To my knowledge, this is Hammer’s second novel, but I am already looking forward to more from her. Her characters have unique and interesting aspects to them that make them memorable… and real. The fact that Paige’s family is Jewish is simply a part of who they are as people. She wasn’t ‘quirky’ because she was Jewish. She wasn’t ‘quirky’ because she was getting married for the first time in her 40s. These were all just small parts of what made the character of Paige. It is exactly the same way it happens in real life with real people, and I loved that about Alison Hammer’s writing immediately.

Little Pieces of Me is available from Amazon, Book Depository, and other good book retailers, like your local bookstore, as of April 13th 2021.

Will you be picking up Little Pieces of Me? Tell us in the comments below!


Synopsis | Goodreads

Following her acclaimed debut novel, You and Me and Us, Alison Hammer offers a deeply moving story of family and identity. When a DNA test reveals a long-buried secret, a woman must look to the past to understand her mother and herself.

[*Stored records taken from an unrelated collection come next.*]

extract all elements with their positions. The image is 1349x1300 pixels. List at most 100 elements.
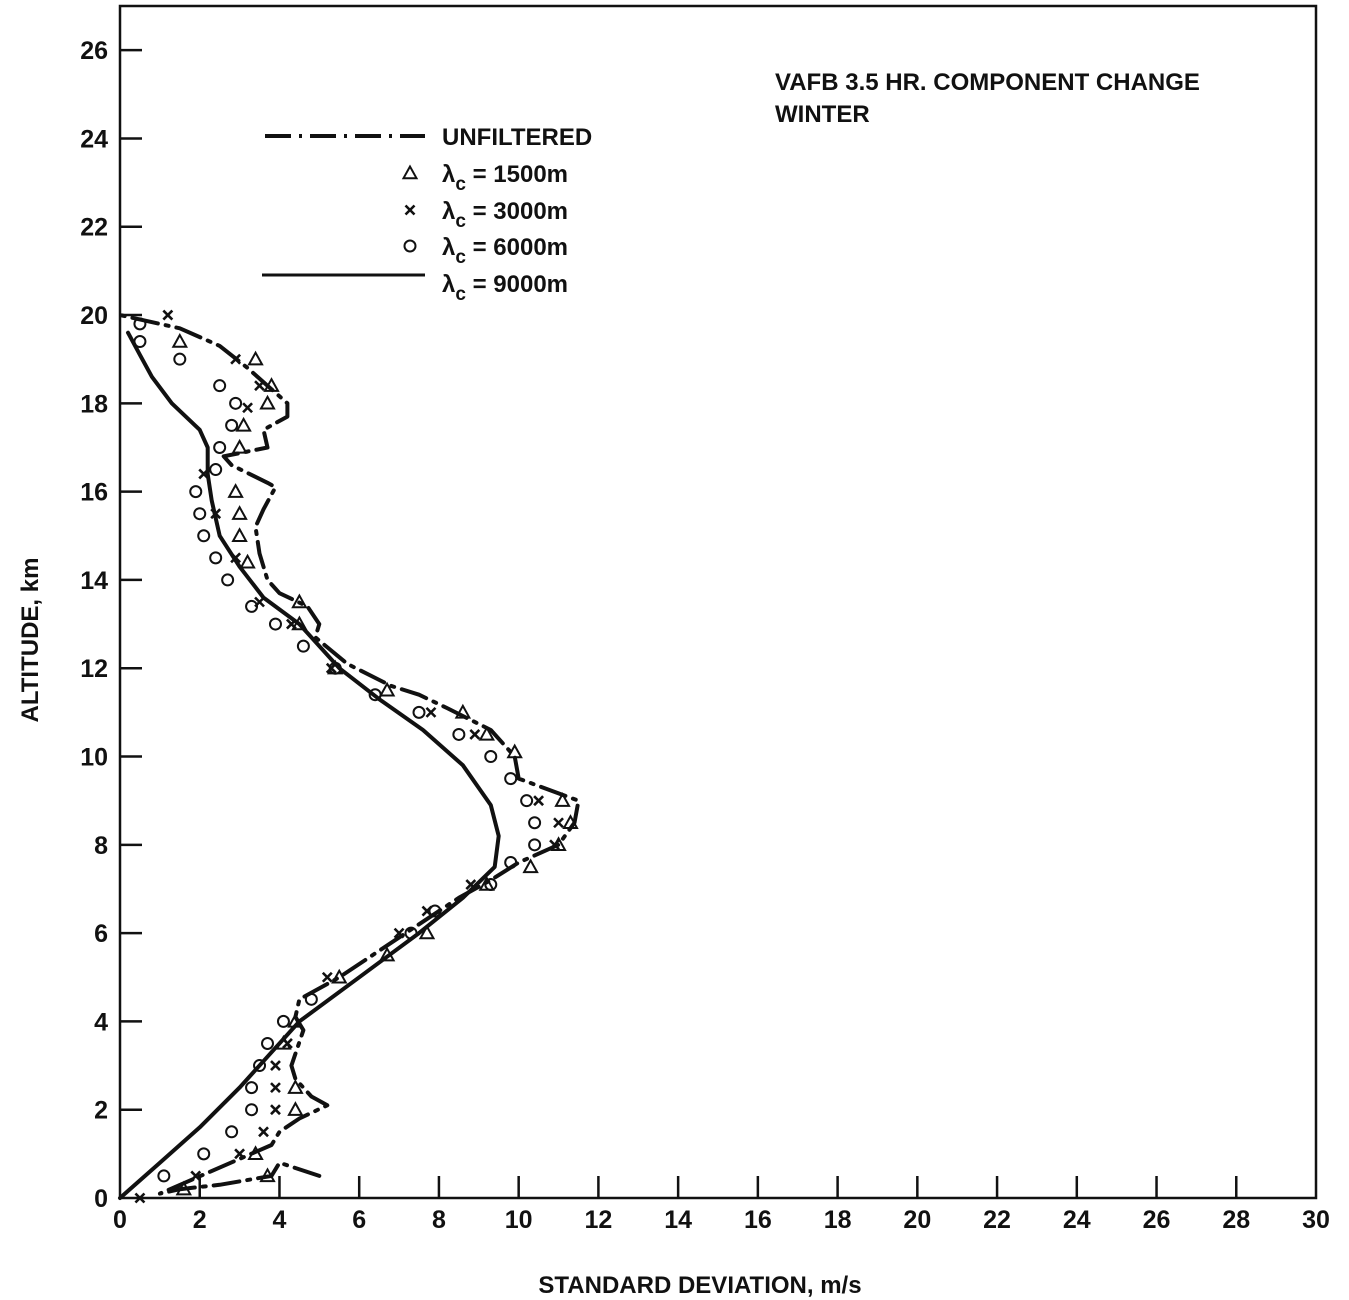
- data-point-lc1500: [378, 681, 396, 697]
- data-point-lc1500: [235, 416, 252, 432]
- x-tick-label: 16: [744, 1206, 772, 1234]
- data-point-lc6000: [197, 1147, 211, 1161]
- data-point-lc6000: [268, 617, 282, 631]
- legend-item-lc9000: λc = 9000m: [262, 271, 568, 305]
- data-point-lc6000: [452, 727, 466, 741]
- legend-label: UNFILTERED: [442, 124, 592, 151]
- data-point-lc6000: [245, 1103, 259, 1117]
- y-tick-label: 2: [94, 1097, 108, 1125]
- data-point-lc3000: [258, 1126, 269, 1138]
- x-tick-label: 30: [1302, 1206, 1330, 1234]
- series-lc1500: [171, 332, 579, 1196]
- legend-label: λc = 3000m: [442, 198, 568, 232]
- data-point-lc1500: [227, 483, 244, 498]
- x-marker-stroke: [533, 795, 545, 807]
- x-marker-stroke: [553, 817, 564, 829]
- x-marker-stroke: [258, 1126, 269, 1138]
- data-point-lc1500: [291, 593, 308, 609]
- y-tick-label: 12: [80, 655, 108, 683]
- x-tick-label: 12: [584, 1206, 612, 1234]
- data-point-lc1500: [454, 703, 472, 719]
- x-axis-title: STANDARD DEVIATION, m/s: [538, 1272, 861, 1299]
- x-marker-stroke: [393, 927, 405, 939]
- axis-ticks: 0 2 4 6 8 10 12 14 16 18 20 22 24 26 28 300246810121416…: [80, 37, 1330, 1234]
- data-point-lc1500: [175, 1180, 192, 1196]
- series-lc3000: [134, 309, 564, 1204]
- data-point-lc3000: [469, 729, 481, 740]
- x-tick-label: 0: [113, 1206, 127, 1234]
- data-point-lc1500: [554, 792, 571, 807]
- x-marker-stroke: [425, 706, 437, 718]
- data-point-lc1500: [418, 924, 436, 940]
- data-point-lc6000: [428, 904, 442, 918]
- data-point-lc6000: [304, 992, 318, 1006]
- data-point-lc1500: [562, 814, 579, 829]
- data-point-lc6000: [225, 1125, 239, 1139]
- x-tick-label: 26: [1143, 1206, 1171, 1234]
- series-group: [118, 309, 581, 1204]
- x-tick-label: 4: [273, 1206, 287, 1234]
- data-point-lc6000: [245, 1081, 259, 1095]
- data-point-lc6000: [245, 599, 259, 613]
- data-point-lc1500: [231, 505, 248, 520]
- series-lc9000: [118, 330, 501, 1200]
- data-point-lc3000: [393, 927, 405, 939]
- y-tick-label: 20: [80, 302, 108, 330]
- data-point-lc6000: [213, 379, 227, 393]
- data-point-lc6000: [412, 705, 426, 719]
- legend-item-lc3000: λc = 3000m: [404, 198, 568, 232]
- data-point-lc6000: [209, 551, 223, 565]
- x-marker-stroke: [254, 380, 265, 392]
- x-marker-stroke: [242, 402, 253, 414]
- legend-swatch-circle: [403, 239, 417, 253]
- data-point-lc6000: [484, 750, 498, 764]
- chart-title: VAFB 3.5 HR. COMPONENT CHANGE: [775, 69, 1200, 96]
- data-point-lc6000: [504, 772, 518, 786]
- data-point-lc1500: [247, 350, 264, 366]
- x-marker-stroke: [321, 971, 333, 983]
- y-tick-label: 24: [80, 125, 108, 153]
- data-point-lc1500: [247, 1145, 264, 1161]
- data-point-lc6000: [197, 529, 211, 543]
- x-tick-label: 22: [983, 1206, 1011, 1234]
- data-point-lc6000: [528, 816, 542, 830]
- data-point-lc6000: [133, 317, 147, 331]
- data-point-lc6000: [189, 485, 203, 499]
- data-point-lc3000: [242, 402, 253, 414]
- data-point-lc6000: [253, 1059, 267, 1073]
- data-point-lc1500: [239, 553, 256, 569]
- data-point-lc1500: [478, 875, 495, 891]
- data-point-lc3000: [254, 380, 265, 392]
- data-point-lc6000: [520, 794, 534, 808]
- data-point-lc6000: [296, 639, 310, 653]
- data-point-lc1500: [331, 968, 348, 984]
- x-tick-label: 20: [903, 1206, 931, 1234]
- y-tick-label: 0: [94, 1185, 108, 1213]
- x-marker-stroke: [234, 1148, 246, 1160]
- data-point-lc1500: [287, 1101, 304, 1116]
- data-point-lc6000: [193, 507, 207, 521]
- legend-label: λc = 1500m: [442, 161, 568, 195]
- data-point-lc1500: [263, 377, 280, 392]
- x-marker-stroke: [134, 1192, 146, 1204]
- data-point-lc6000: [157, 1169, 171, 1183]
- data-point-lc3000: [230, 353, 242, 365]
- x-marker-stroke: [162, 309, 174, 321]
- y-axis-title: ALTITUDE, km: [17, 558, 44, 723]
- x-marker-stroke: [282, 1038, 293, 1049]
- data-point-lc3000: [533, 795, 545, 807]
- y-tick-label: 10: [80, 744, 108, 772]
- legend-item-lc1500: λc = 1500m: [401, 161, 568, 195]
- data-point-lc3000: [425, 706, 437, 718]
- data-point-lc1500: [287, 1079, 304, 1094]
- legend-item-lc6000: λc = 6000m: [403, 234, 568, 268]
- data-point-lc6000: [209, 463, 223, 477]
- legend-label: λc = 9000m: [442, 271, 568, 305]
- x-tick-label: 6: [352, 1206, 366, 1234]
- data-point-lc1500: [506, 743, 523, 759]
- data-point-lc3000: [270, 1082, 281, 1094]
- data-point-lc6000: [229, 396, 243, 410]
- x-tick-label: 10: [505, 1206, 533, 1234]
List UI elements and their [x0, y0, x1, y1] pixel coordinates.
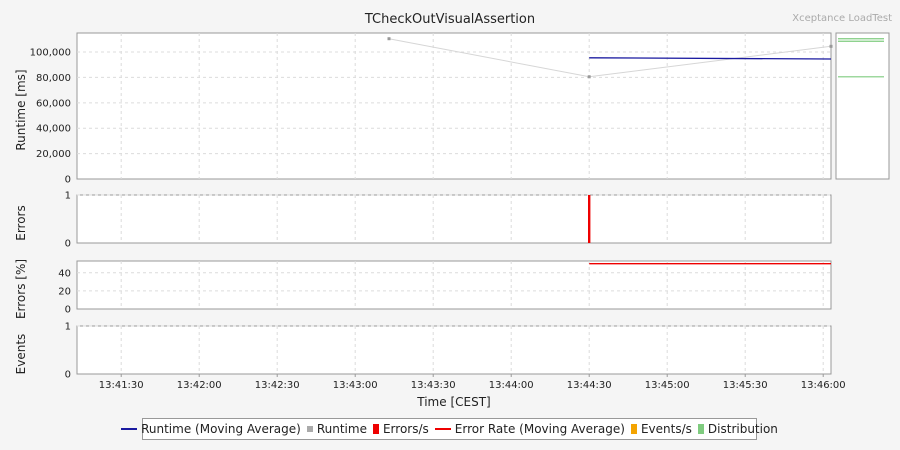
y-tick-label: 0 [65, 370, 71, 381]
events-plot-area [76, 325, 832, 375]
runtime-point [387, 37, 391, 41]
legend-swatch [121, 428, 138, 430]
x-tick-label: 13:43:30 [411, 380, 456, 391]
y-tick-label: 1 [65, 191, 71, 202]
y-tick-label: 0 [65, 305, 71, 316]
runtime-ylabel: Runtime [ms] [14, 69, 28, 150]
y-tick-label: 100,000 [30, 48, 71, 59]
legend-swatch [306, 426, 313, 432]
runtime-point [587, 75, 591, 79]
y-tick-label: 20 [58, 286, 71, 297]
errors-panel [76, 194, 832, 244]
legend-swatch [434, 428, 451, 430]
runtime-panel [76, 32, 890, 180]
y-tick-label: 20,000 [36, 149, 71, 160]
legend-item: Errors/s [372, 422, 429, 436]
y-tick-label: 60,000 [36, 98, 71, 109]
legend-swatch [630, 424, 637, 434]
errors-bar [588, 195, 591, 243]
y-tick-label: 1 [65, 322, 71, 333]
legend-label: Events/s [640, 422, 692, 436]
x-tick-label: 13:43:00 [333, 380, 378, 391]
legend-swatch [697, 424, 704, 434]
x-axis-label: Time [CEST] [416, 395, 490, 409]
legend-label: Distribution [707, 422, 778, 436]
legend-item: Events/s [630, 422, 692, 436]
watermark: Xceptance LoadTest [792, 13, 892, 24]
events-ylabel: Events [14, 334, 28, 375]
y-tick-label: 0 [65, 175, 71, 186]
distribution-panel [835, 32, 890, 180]
runtime-point [829, 44, 833, 48]
legend-item: Distribution [697, 422, 778, 436]
errors-plot-area [76, 194, 832, 244]
x-tick-label: 13:42:00 [177, 380, 222, 391]
x-tick-label: 13:44:30 [567, 380, 612, 391]
x-tick-label: 13:46:00 [801, 380, 846, 391]
legend-item: Error Rate (Moving Average) [434, 422, 625, 436]
legend-item: Runtime [306, 422, 367, 436]
x-tick-label: 13:45:00 [645, 380, 690, 391]
legend-label: Error Rate (Moving Average) [454, 422, 625, 436]
y-tick-label: 0 [65, 239, 71, 250]
x-tick-label: 13:44:00 [489, 380, 534, 391]
x-tick-label: 13:45:30 [723, 380, 768, 391]
legend-swatch [372, 424, 379, 434]
y-tick-label: 40,000 [36, 124, 71, 135]
legend-label: Errors/s [382, 422, 429, 436]
events-panel [76, 325, 832, 375]
error-rate-ylabel: Errors [%] [14, 259, 28, 319]
legend: Runtime (Moving Average) Runtime Errors/s E… [121, 418, 778, 440]
y-tick-label: 80,000 [36, 73, 71, 84]
y-tick-label: 40 [58, 268, 71, 279]
error-rate-plot-area [76, 260, 832, 310]
errors-ylabel: Errors [14, 205, 28, 241]
chart-title: TCheckOutVisualAssertion [364, 12, 535, 27]
legend-label: Runtime [316, 422, 367, 436]
legend-item: Runtime (Moving Average) [121, 422, 301, 436]
legend-label: Runtime (Moving Average) [141, 422, 301, 436]
x-tick-label: 13:42:30 [255, 380, 300, 391]
error-rate-panel [76, 260, 832, 310]
runtime-plot-area [76, 32, 832, 180]
x-tick-label: 13:41:30 [99, 380, 144, 391]
runtime-line [589, 57, 832, 60]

When Paige Meyer gets an email from a DNA testing website announcing that her father is a man she never met, she is convinced there must be a mistake. But as she digs deeper into her mother’s past and her own feelings of being the odd child out growing up, Paige begins to question everything she thought she knew. Could this be why Paige never felt like she fit in her family, and why her mother always seemed to keep her at an arm’s length? And what does it mean for Paige’s memories of her father, a man she idolized and whose death she is still grieving? Back in 1975, Betsy Kaplan, Paige’s mom, is a straightlaced sophomore at the University of Kansas. When her sweet but boring boyfriend disappoints her, Betsy decides she wants more out of life, and is tired of playing it safe. Enter Andy Abrams, the golden boy on campus with a potentially devastating secret. After their night together has unexpected consequences, Betsy is determined to bury the truth and rebuild a stable life for her unborn child, whatever the cost.

When Paige can’t get answers from her mother, she goes looking for the only other person who was there that night. The more she learns about what happened, the more she sees her unflappable, distant mother as a real person faced with an impossible choice. But will it be enough to mend their broken relationship?

Told in dual timelines, Little Pieces of Me examines identity and how the way we define ourselves changes (or not) through our life experiences.